Probing Our Fear of Aging
Some say age is merely a number. Of course, it’s that number that millions of Americans are trying desperately to manipulate.
Whether it’s injecting botulism, slathering on cream made from babies’ foreskin or eating a severely restricted diet, the youth obsession in this country is becoming more pervasive.
Tonight, ABC’s Dr. Nancy Snyderman explores the ways in which many Americans have declared war on the aging process as we’ve come to know it in “Looking Younger, Living Longer: What Every Woman Wants to Know.”
According to her report, more than 8.5 million Americans underwent a cosmetic procedure in the last year to the tune of more than $8 billion. In 2001, cosmetic procedures reportedly rose by 48%. As one expert puts it, rather than trying to lose those last 10 pounds, many people are focusing on losing those last 10 years.

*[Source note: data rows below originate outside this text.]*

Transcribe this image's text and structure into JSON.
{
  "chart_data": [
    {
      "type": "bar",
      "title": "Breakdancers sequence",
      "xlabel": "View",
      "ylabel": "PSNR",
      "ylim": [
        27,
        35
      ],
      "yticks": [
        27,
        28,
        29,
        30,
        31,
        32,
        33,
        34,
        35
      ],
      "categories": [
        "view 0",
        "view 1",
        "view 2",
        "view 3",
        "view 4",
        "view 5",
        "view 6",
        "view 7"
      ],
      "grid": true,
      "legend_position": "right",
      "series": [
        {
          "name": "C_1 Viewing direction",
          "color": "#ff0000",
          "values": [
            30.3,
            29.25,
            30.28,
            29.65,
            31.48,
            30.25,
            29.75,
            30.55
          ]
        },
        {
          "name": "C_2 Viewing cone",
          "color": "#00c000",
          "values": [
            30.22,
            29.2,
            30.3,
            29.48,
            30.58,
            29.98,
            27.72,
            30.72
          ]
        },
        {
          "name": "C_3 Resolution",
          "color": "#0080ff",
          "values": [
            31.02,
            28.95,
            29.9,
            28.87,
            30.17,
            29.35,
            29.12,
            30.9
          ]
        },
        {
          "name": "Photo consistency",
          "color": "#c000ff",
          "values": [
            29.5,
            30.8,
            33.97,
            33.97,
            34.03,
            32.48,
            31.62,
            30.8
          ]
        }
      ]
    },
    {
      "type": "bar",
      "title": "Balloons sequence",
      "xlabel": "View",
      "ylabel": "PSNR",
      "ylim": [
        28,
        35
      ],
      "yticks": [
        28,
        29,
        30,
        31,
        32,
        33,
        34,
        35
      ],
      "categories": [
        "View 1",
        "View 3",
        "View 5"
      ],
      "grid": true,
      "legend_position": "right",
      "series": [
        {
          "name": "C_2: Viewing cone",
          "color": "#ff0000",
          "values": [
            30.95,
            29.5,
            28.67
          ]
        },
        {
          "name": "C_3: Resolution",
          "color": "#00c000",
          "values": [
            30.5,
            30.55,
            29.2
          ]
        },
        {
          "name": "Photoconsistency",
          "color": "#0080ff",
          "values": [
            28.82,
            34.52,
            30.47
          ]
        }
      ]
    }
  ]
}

And the message is getting to the masses earlier, with ads for creams claiming to fade lines and smooth out cellulite all over magazines that appeal to twentysomethings.
However, one small wrinkle: The very women who help deliver the public these celebrated images of youth find themselves left behind as they age. In the program, Cybill Shepherd and Lauren Hutton discuss Hollywood’s Botox-immobilized raised eyebrow on aging. Actress and former model Shepherd, now 52, reminisces that she was told, early in her career, that 25 is over the hill in Hollywood.
But this issue is traveling beyond the cameras and soft lighting to the workplace, Snyderman says. To buy a little more time and, for some, to get a better job, some women are willing to alter their appearance. A laser procedure at lunch, an eyelift on vacation.
And some companies are going beyond the it’s-better-to-look-good-than-to-feel-good approach to examine ways to help us live longer too.
However, like some of the procedures it highlights, the program doesn’t go much beyond the surface. Snyderman doesn’t spend a lot of time on what’s behind the American obsession with looking and remaining young. And the dearth of minorities in the program implicitly suggests that this is an obsession of white women, not every woman, as the title professes.
Beyond the actual price tag, there is little discussion about at what cost people are attempting to extend their lives.
The program does touch on some of the social ramifications of living longer. More questions than answers arise: If Americans live longer, will they work longer, and if so, how does that affect the younger generations when they prepare to enter the work force?
With all the effort and cost people are putting into looking as young as they feel, working into their 90s might well become a necessary evil.
“Looking Younger, Living Longer: What Every Woman Wants to Know” airs at 9 tonight on ABC.